А потом стало совсем не до раздумий, потому как пришел новый сезон. Он ворвался в пещеру ударом штормового ветра, по пути, походя, отшвырнув небрежно прислоненную к отверстию пещерного входа хитиновую заслонку, добрался до нас свирепым порывом морозного воздуха.

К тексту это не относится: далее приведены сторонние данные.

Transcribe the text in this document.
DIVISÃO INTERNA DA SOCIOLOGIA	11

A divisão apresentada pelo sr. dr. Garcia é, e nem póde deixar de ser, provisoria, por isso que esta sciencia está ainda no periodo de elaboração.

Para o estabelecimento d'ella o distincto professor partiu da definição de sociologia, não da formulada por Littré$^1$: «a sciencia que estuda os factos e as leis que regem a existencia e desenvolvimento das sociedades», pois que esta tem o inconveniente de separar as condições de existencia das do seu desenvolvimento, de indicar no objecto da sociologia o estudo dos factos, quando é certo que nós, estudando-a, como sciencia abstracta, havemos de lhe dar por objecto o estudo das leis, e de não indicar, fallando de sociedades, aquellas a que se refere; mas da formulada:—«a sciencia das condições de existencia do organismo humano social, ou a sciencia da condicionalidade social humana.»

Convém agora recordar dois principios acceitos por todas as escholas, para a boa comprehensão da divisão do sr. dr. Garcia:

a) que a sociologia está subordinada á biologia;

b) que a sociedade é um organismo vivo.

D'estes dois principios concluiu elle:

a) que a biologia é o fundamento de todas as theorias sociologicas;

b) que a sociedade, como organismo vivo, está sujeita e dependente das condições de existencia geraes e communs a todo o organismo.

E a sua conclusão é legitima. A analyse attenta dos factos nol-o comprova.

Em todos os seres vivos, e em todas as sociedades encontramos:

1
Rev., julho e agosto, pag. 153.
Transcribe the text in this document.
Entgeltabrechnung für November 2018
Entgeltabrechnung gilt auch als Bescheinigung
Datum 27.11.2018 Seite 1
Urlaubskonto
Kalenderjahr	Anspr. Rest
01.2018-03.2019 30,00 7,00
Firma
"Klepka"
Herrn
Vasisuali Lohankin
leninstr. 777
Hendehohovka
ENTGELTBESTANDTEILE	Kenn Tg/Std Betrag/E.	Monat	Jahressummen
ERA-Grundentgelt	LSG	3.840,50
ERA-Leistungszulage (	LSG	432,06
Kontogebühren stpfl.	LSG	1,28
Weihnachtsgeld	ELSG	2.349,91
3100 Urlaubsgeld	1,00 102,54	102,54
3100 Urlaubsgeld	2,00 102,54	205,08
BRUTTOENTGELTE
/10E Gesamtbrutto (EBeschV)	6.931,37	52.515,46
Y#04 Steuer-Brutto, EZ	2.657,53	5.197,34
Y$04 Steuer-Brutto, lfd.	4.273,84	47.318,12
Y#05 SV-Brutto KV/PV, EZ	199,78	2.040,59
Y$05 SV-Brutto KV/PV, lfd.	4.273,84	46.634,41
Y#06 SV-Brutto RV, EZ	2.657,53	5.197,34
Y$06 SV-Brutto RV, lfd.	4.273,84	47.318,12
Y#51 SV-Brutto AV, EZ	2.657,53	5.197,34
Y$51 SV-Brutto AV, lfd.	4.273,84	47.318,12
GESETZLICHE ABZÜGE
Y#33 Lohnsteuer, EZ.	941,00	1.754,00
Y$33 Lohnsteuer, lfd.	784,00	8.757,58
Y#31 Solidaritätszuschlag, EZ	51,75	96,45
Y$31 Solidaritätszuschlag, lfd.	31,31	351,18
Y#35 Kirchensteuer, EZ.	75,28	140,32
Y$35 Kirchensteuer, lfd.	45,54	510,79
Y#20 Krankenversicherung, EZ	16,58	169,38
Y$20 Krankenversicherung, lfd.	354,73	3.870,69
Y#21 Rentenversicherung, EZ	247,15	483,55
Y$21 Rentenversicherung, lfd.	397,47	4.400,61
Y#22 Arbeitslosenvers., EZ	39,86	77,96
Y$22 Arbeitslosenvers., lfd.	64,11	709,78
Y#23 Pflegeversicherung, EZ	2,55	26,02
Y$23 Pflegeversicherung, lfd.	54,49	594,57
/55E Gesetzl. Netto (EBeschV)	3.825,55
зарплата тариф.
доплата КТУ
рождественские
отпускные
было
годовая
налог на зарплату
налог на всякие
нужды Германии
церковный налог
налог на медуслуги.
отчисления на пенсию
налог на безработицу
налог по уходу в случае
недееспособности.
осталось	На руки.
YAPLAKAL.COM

Ольга понеслась заново затыкать истекающую холодом дыру во внешний мир. А я поспешила помочь Александру с установкой печурки в палатку. Печечка была из тех, что делают наши умельцы: маленький металлический ящик с дверцей, внутри стальная чашечка не трехногой подставочке, под потолком печурки – хоботок капельницы, снаружи – краник, гибкий шланг, резервуар с горючим. Чашечку наполняют топливом, поджигают (сгорая, оно раскаляет чашечку), а когда жидкость совсем почти выгорит, приоткрывают краник, и горючее из резервуара, под своим весом, бежит до капельницы, срывается с нее капелькой, падает в чашечку, в ней испаряется-воспламеняется, а за ней спешит следующая капелька, и следующая… И частота работы капельницы, а значит и сила пламени в печи регулируется краником. Все просто, компактно и эффективно. Вот только установить, подвесить, распределить это изделие по обычной трехместной палатке, постаравшись при том занять минимум места, оказалось делом сложным. А еще эта проклятая труба, похоже, приспособленная к печи гением Незнакомца, никак не желала становиться на место.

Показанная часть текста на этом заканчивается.